Quando foi publicado, em 1933, "Flush: Memórias de um Cão", de Virginia Woolf, logo se tornou o maior sucesso de público e de crítica da autora de "Mrs. Dalloway". Verdadeiro best-seller, a história contada do ponto de vista do cão da poeta inglesa Elizabeth Browning ganha, pela LP&M, sua primeira versão nacional. Leia a seguir um trecho do romance.
 
O quarto da Senhorita Barrett -pois era isso que havia atrás da porta- era provavelmente escuro, de acordo com todos os relatos. A luz, normalmente impedida de entrar por uma cortina de tecido verde adamascado, no verão ficava ainda mais fraca por conta da hera, dos feijões-escarlates, dos convólvulos e dos nastúrcios que cresciam na floreira da janela.

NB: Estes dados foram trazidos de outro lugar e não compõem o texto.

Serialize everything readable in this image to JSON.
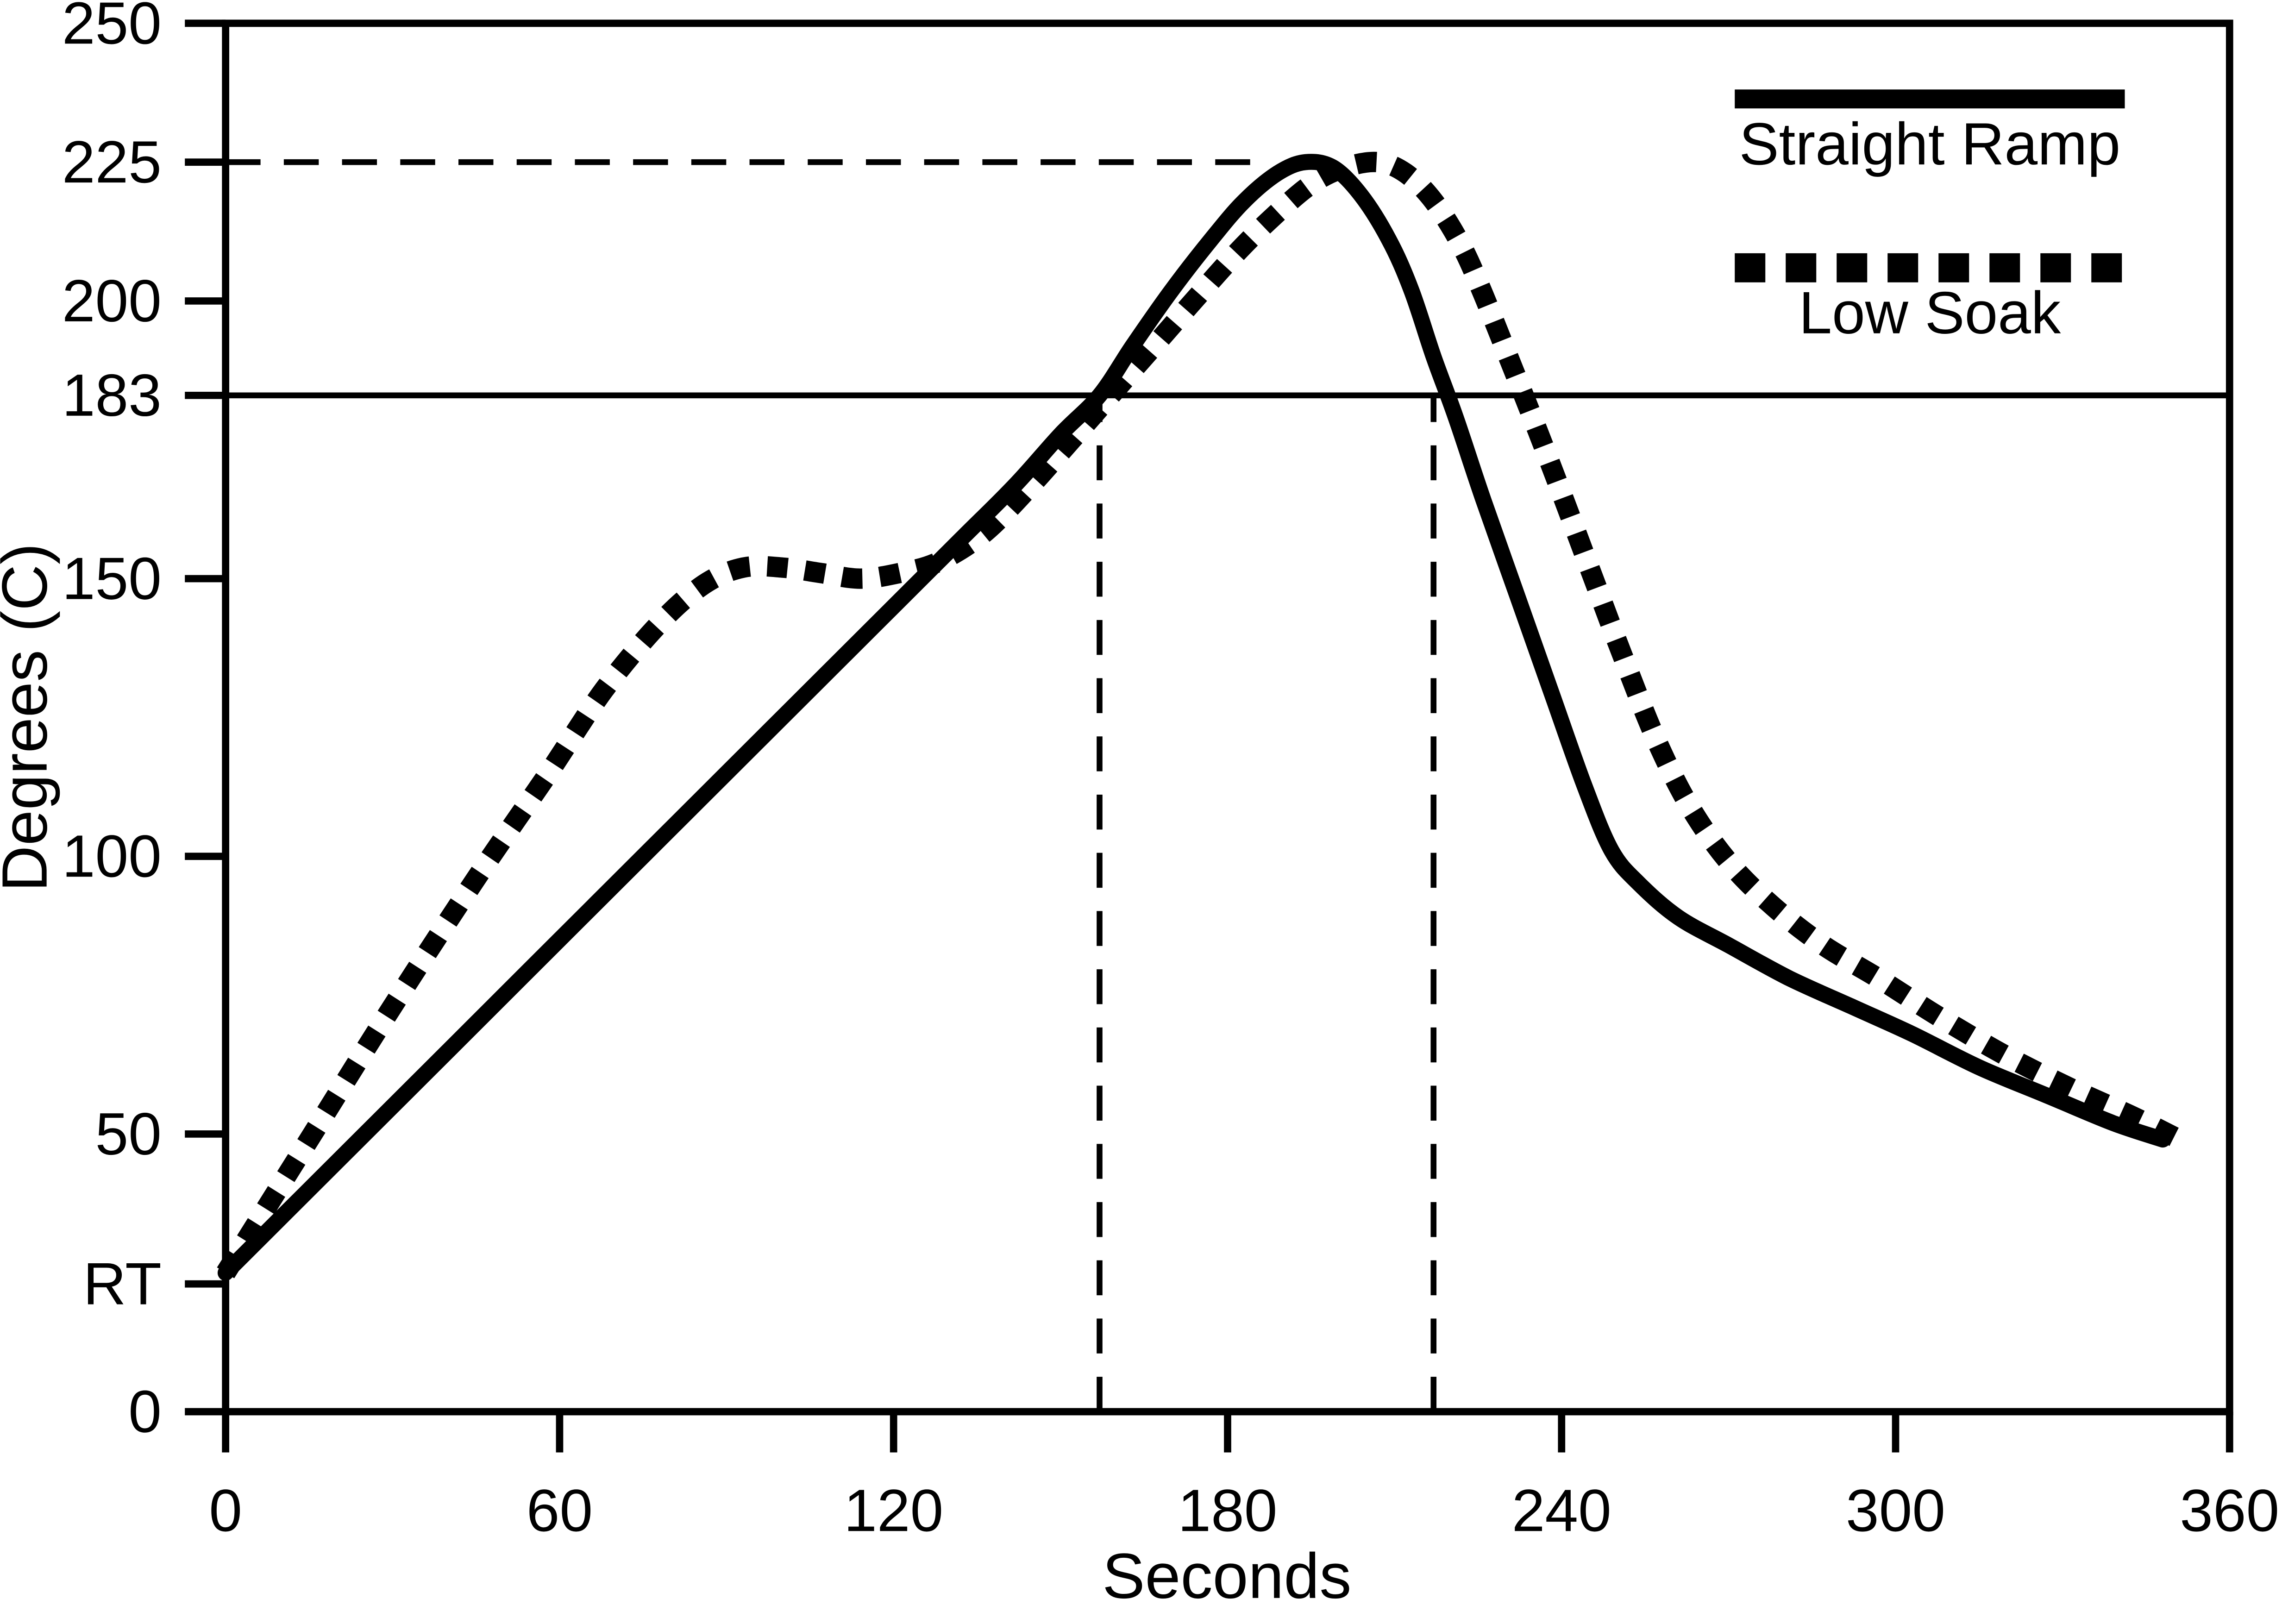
{
  "chart_data": {
    "type": "line",
    "title": "",
    "xlabel": "Seconds",
    "ylabel": "Degrees (C)",
    "xlim": [
      0,
      360
    ],
    "ylim": [
      0,
      250
    ],
    "grid": false,
    "background_color": "#ffffff",
    "line_color": "#000000",
    "x_ticks": [
      {
        "value": 0,
        "label": "0"
      },
      {
        "value": 60,
        "label": "60"
      },
      {
        "value": 120,
        "label": "120"
      },
      {
        "value": 180,
        "label": "180"
      },
      {
        "value": 240,
        "label": "240"
      },
      {
        "value": 300,
        "label": "300"
      },
      {
        "value": 360,
        "label": "360"
      }
    ],
    "y_ticks": [
      {
        "value": 250,
        "label": "250"
      },
      {
        "value": 225,
        "label": "225"
      },
      {
        "value": 200,
        "label": "200"
      },
      {
        "value": 183,
        "label": "183"
      },
      {
        "value": 150,
        "label": "150"
      },
      {
        "value": 100,
        "label": "100"
      },
      {
        "value": 50,
        "label": "50"
      },
      {
        "value": 23,
        "label": "RT"
      },
      {
        "value": 0,
        "label": "0"
      }
    ],
    "series": [
      {
        "name": "Straight Ramp",
        "style": "solid",
        "points": [
          [
            0,
            25
          ],
          [
            20,
            45
          ],
          [
            40,
            65
          ],
          [
            60,
            85
          ],
          [
            80,
            105
          ],
          [
            100,
            125
          ],
          [
            120,
            145
          ],
          [
            132,
            157
          ],
          [
            142,
            167
          ],
          [
            150,
            176
          ],
          [
            157,
            183
          ],
          [
            163,
            192
          ],
          [
            170,
            202
          ],
          [
            177,
            211
          ],
          [
            183,
            218
          ],
          [
            189,
            223
          ],
          [
            194,
            225
          ],
          [
            199,
            224
          ],
          [
            204,
            219
          ],
          [
            209,
            211
          ],
          [
            213,
            202
          ],
          [
            217,
            190
          ],
          [
            221,
            179
          ],
          [
            226,
            164
          ],
          [
            232,
            147
          ],
          [
            238,
            130
          ],
          [
            244,
            113
          ],
          [
            249,
            101
          ],
          [
            254,
            95
          ],
          [
            261,
            89
          ],
          [
            270,
            84
          ],
          [
            281,
            78
          ],
          [
            292,
            73
          ],
          [
            303,
            68
          ],
          [
            315,
            62
          ],
          [
            327,
            57
          ],
          [
            339,
            52
          ],
          [
            348,
            49
          ]
        ]
      },
      {
        "name": "Low Soak",
        "style": "dotted",
        "points": [
          [
            0,
            25
          ],
          [
            15,
            49
          ],
          [
            30,
            73
          ],
          [
            45,
            96
          ],
          [
            58,
            115
          ],
          [
            68,
            130
          ],
          [
            78,
            142
          ],
          [
            86,
            149
          ],
          [
            93,
            152
          ],
          [
            100,
            152
          ],
          [
            107,
            151
          ],
          [
            114,
            150
          ],
          [
            121,
            151
          ],
          [
            128,
            153
          ],
          [
            136,
            158
          ],
          [
            144,
            166
          ],
          [
            152,
            175
          ],
          [
            159,
            183
          ],
          [
            166,
            191
          ],
          [
            173,
            199
          ],
          [
            181,
            208
          ],
          [
            188,
            215
          ],
          [
            195,
            221
          ],
          [
            201,
            224
          ],
          [
            207,
            225
          ],
          [
            212,
            223
          ],
          [
            217,
            218
          ],
          [
            222,
            210
          ],
          [
            226,
            201
          ],
          [
            230,
            191
          ],
          [
            234,
            181
          ],
          [
            239,
            168
          ],
          [
            245,
            152
          ],
          [
            251,
            136
          ],
          [
            257,
            121
          ],
          [
            263,
            109
          ],
          [
            270,
            99
          ],
          [
            278,
            91
          ],
          [
            287,
            84
          ],
          [
            297,
            78
          ],
          [
            308,
            71
          ],
          [
            320,
            64
          ],
          [
            332,
            58
          ],
          [
            343,
            53
          ],
          [
            351,
            49
          ]
        ]
      }
    ],
    "reference_lines": [
      {
        "id": "liquidus-line",
        "orientation": "horizontal",
        "y": 183,
        "x_start": 0,
        "x_end": 360,
        "style": "solid"
      },
      {
        "id": "peak-temp-line",
        "orientation": "horizontal",
        "y": 225,
        "x_start": 0,
        "x_end": 185,
        "style": "dashed"
      },
      {
        "id": "time-above-liquidus-start",
        "orientation": "vertical",
        "x": 157,
        "y_start": 0,
        "y_end": 183,
        "style": "dashed"
      },
      {
        "id": "time-above-liquidus-end",
        "orientation": "vertical",
        "x": 217,
        "y_start": 0,
        "y_end": 183,
        "style": "dashed"
      }
    ],
    "legend": {
      "position": "top-right",
      "entries": [
        {
          "label": "Straight Ramp",
          "style": "solid"
        },
        {
          "label": "Low Soak",
          "style": "dotted"
        }
      ]
    }
  }
}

De início, Flush não conseguia distinguir nada naquele quarto esverdeado, a não ser cinco globos brancos que brilhavam e pairavam no ar de maneira misteriosa. Porém, mais uma vez, foi o cheiro do quarto que o arrebatou. Apenas um estudioso que tenha descido, pé ante pé, até o fundo de um mausoléu, encontrando uma cripta incrustada de mofo, escorregadia de limo, exalando cheiros acres de apodrecimento e de antiguidade, enquanto bustos semidestruídos de mármore pairavam no ar, e que só era capaz de enxergar o seu redor com a ajuda da luz fraca que vinha da pequena lamparina que carregava na mão, direcionando-a para cima e para baixo, de um lado para o outro, olhando ora aqui, ora ali -só as sensações de um explorador que houvesse penetrado nas câmaras funerárias de uma cidade em ruínas poderiam ser comparadas à confusão de emoções que invadiram os nervos de Flush quando ele entrou pela primeira vez no quarto de uma pessoa inválida, em Wimpole Street, e sentiu o cheiro de "eau-de-Cologne".
Muito lentamente, muito vagamente, depois de muito fuçar e sentir o terreno cautelosamente, Flush começou a distinguir o delineamento de diversos itens de mobília. Talvez aquele enorme objeto ao lado da janela fosse um guarda-roupa. Ao lado dele, parecia, havia uma cômoda. No meio do quarto, emergia à superfície uma mesa que parecia ter um anel à sua volta; e então afloraram as estruturas amorfas de uma poltrona e de outra mesa. Mas tudo estava disfarçado.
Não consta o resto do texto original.